Friday, December 7, 2012

Why Do We Educate People?

Al Mohler published a blog article recently about the inequality of families with good parents versus bad parents:

President Hollande wants to end homework in order to level the playing field for the nation’s students. As France 24 reports, Hollande told an audience at The Sorbonne, “An education program is, by definition, a societal program. Work should be done at school, rather than at home.”
He went on to explain that it was unfair for students with parents who are engaged with their schoolwork to gain an educational advantage over others, whose parents do not offer such support.

Dr. Mohler points out correctly that good parents are important for their children, even beyond the quality of education that they receive.

However, I want to take this in a different direction. Dr. Mohler, in summing up President Hollande's statements, points out that it is "unfair for students with parents who are engaged with their schoolwork to gain an educational advantage over others." (emphasis mine) The implication is that education is a matter of competition. In this view, the goal of education is to do better than others so that you can help yourself.

My understanding of education has always been that the goal is for each student to do better at the end of any course of study than what they did at the beginning. In other words, the goal of education is a personal struggle against ignorance.

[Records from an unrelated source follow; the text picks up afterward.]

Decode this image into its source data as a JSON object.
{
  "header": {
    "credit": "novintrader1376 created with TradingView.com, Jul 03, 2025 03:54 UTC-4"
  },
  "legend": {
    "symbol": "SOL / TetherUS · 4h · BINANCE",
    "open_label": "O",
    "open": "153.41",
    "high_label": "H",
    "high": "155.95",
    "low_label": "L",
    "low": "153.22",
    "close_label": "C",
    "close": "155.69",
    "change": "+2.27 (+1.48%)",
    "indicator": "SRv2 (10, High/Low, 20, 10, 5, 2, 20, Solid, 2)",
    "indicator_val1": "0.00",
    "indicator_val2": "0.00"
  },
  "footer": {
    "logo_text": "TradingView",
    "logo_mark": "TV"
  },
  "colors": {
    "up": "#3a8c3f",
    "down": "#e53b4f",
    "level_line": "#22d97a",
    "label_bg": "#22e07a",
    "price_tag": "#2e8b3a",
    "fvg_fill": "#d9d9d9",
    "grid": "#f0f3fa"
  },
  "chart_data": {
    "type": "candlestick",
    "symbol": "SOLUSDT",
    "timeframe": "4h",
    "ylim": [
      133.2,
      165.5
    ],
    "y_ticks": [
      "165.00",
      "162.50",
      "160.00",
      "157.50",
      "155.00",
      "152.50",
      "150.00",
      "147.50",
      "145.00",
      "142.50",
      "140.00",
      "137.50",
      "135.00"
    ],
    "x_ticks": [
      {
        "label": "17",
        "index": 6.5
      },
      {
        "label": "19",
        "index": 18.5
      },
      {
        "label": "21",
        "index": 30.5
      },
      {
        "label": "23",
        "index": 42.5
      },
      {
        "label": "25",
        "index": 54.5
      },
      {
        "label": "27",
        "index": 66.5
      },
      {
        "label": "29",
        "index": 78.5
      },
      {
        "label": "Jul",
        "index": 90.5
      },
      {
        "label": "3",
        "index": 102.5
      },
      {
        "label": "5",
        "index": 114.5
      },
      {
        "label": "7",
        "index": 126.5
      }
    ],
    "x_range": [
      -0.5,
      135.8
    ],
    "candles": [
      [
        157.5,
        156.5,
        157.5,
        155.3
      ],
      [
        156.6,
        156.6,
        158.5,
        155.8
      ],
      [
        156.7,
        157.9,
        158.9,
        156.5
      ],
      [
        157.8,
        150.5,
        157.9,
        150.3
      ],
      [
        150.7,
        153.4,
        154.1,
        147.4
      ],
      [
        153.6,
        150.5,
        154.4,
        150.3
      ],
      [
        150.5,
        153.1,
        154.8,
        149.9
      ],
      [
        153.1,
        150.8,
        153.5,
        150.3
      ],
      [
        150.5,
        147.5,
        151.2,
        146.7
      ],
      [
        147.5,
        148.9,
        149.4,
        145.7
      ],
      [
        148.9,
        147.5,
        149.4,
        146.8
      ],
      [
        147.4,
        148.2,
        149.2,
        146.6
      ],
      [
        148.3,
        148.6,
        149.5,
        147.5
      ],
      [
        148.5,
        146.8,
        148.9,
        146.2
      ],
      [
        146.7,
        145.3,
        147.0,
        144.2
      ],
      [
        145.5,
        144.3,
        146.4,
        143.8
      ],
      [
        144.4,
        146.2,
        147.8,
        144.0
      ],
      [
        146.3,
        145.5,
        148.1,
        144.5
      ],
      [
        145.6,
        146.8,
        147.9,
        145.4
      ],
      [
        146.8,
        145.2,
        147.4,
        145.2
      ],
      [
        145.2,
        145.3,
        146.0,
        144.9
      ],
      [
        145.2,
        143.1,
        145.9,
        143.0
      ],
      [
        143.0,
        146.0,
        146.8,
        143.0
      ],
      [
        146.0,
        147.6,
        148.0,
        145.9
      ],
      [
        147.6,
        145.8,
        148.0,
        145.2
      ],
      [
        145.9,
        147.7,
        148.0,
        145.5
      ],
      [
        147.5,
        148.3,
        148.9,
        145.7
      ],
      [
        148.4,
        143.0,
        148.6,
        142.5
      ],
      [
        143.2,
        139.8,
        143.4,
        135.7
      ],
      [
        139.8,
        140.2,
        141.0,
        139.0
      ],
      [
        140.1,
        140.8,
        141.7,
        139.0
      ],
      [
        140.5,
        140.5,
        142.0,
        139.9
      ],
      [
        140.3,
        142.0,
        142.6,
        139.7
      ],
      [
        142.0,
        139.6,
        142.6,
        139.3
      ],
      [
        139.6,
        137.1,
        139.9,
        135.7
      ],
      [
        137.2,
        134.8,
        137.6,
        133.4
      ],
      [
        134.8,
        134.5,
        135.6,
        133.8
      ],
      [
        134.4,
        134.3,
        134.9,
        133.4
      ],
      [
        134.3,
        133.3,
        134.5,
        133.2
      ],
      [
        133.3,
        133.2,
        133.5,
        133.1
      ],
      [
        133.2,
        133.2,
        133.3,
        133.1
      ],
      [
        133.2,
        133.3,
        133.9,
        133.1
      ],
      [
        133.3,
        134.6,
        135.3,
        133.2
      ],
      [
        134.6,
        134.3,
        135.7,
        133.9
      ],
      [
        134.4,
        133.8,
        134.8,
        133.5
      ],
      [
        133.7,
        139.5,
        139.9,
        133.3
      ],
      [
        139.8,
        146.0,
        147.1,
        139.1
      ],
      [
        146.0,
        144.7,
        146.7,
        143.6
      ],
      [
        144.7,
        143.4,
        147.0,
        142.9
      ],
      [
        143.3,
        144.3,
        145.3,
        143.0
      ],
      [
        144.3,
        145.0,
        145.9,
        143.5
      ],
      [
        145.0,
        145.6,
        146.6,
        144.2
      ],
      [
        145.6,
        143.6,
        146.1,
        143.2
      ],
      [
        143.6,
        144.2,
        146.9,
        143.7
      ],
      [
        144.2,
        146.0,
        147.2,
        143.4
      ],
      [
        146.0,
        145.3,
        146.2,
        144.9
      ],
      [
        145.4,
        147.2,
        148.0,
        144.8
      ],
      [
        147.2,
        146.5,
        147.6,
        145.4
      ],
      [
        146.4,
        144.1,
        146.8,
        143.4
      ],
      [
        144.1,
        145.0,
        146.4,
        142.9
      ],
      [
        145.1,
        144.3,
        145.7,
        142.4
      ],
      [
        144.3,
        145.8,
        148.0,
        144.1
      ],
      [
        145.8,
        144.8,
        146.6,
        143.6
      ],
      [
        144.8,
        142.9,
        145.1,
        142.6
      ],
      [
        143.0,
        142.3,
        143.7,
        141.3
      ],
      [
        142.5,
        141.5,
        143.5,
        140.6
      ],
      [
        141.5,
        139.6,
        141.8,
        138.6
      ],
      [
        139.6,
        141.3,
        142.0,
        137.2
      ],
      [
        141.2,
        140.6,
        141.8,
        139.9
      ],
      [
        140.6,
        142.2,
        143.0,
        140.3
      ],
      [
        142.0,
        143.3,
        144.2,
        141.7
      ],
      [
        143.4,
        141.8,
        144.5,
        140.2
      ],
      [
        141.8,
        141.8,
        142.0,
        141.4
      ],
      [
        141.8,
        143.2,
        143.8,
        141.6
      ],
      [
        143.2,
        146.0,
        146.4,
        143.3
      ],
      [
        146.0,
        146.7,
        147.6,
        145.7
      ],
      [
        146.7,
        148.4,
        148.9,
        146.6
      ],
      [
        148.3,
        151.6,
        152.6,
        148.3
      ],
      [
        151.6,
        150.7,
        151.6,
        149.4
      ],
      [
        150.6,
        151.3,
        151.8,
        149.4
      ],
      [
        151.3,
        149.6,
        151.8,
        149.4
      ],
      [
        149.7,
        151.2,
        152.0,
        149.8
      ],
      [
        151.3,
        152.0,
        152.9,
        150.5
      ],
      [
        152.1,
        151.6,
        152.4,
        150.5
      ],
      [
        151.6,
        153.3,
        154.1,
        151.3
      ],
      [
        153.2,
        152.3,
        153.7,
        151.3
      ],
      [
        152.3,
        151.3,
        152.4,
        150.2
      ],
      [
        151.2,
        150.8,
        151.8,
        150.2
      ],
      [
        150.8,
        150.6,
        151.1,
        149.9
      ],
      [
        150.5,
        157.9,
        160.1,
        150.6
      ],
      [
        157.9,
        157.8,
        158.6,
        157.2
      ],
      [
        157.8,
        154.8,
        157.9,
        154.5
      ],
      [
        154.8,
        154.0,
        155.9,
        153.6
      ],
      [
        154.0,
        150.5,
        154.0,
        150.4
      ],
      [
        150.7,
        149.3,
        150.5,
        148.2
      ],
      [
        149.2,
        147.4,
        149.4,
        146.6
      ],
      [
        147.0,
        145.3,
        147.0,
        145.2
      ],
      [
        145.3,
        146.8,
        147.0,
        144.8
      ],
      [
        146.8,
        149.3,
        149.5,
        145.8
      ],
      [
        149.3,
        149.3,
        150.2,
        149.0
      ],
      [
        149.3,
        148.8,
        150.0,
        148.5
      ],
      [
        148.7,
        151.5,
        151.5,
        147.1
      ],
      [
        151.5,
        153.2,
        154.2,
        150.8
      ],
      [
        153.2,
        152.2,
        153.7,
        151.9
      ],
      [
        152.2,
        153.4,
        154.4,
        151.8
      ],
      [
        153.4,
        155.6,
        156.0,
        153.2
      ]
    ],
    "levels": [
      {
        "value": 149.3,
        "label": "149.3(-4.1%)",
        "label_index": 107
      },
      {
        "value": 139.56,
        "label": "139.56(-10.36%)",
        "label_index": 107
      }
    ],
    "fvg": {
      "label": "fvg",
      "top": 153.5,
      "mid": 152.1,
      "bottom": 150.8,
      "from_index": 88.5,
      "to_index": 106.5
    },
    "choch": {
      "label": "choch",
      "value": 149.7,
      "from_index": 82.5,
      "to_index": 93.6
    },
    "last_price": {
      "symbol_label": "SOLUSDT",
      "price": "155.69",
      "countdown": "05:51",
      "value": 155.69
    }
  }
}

But that's not and end in itself. There's a larger goal. While we improve ourselves the goal is to contribute positively to society thereby helping others, not defeating them.

An observation I've often made is that it seems more acceptable to tout some talents than others. For example, it seems relatively acceptable for a good leader to say, "I'm good at leadership." But one talent it seems particularly unacceptable to tout is intelligence. If someone says, "I'm exceptionally intelligent," he or she is quickly labeled arrogant. The fact is that some people have a natural predisposition to great intelligence. For some reason people don't think that's fair. And this doesn't figure into President Hollande's idea for a "level playing field."

But this betrays the fact that it is fairly common to think of education, not as a benefit to society, but a benefit to individuals over others. The reason is because many people use greater academic achievement not primarily for the betterment of society, but for their own advancement in society. What most in secular society will ignore is that this is precisely evidence that people are basically evil.

So what are Christians to do?

First, we must recognize the God-given responsibility we have to train up our own children.

Second, we must vie to help them get the best education possible with the goal not of improving their own status, but for contributing positively to society, particularly in the fulfillment of the Great Commission.

So we have to stop looking at education as the means for achieving the best life for ourselves on this earth ans start looking at it as a means for drawing us closer to God by using our talents to help other people.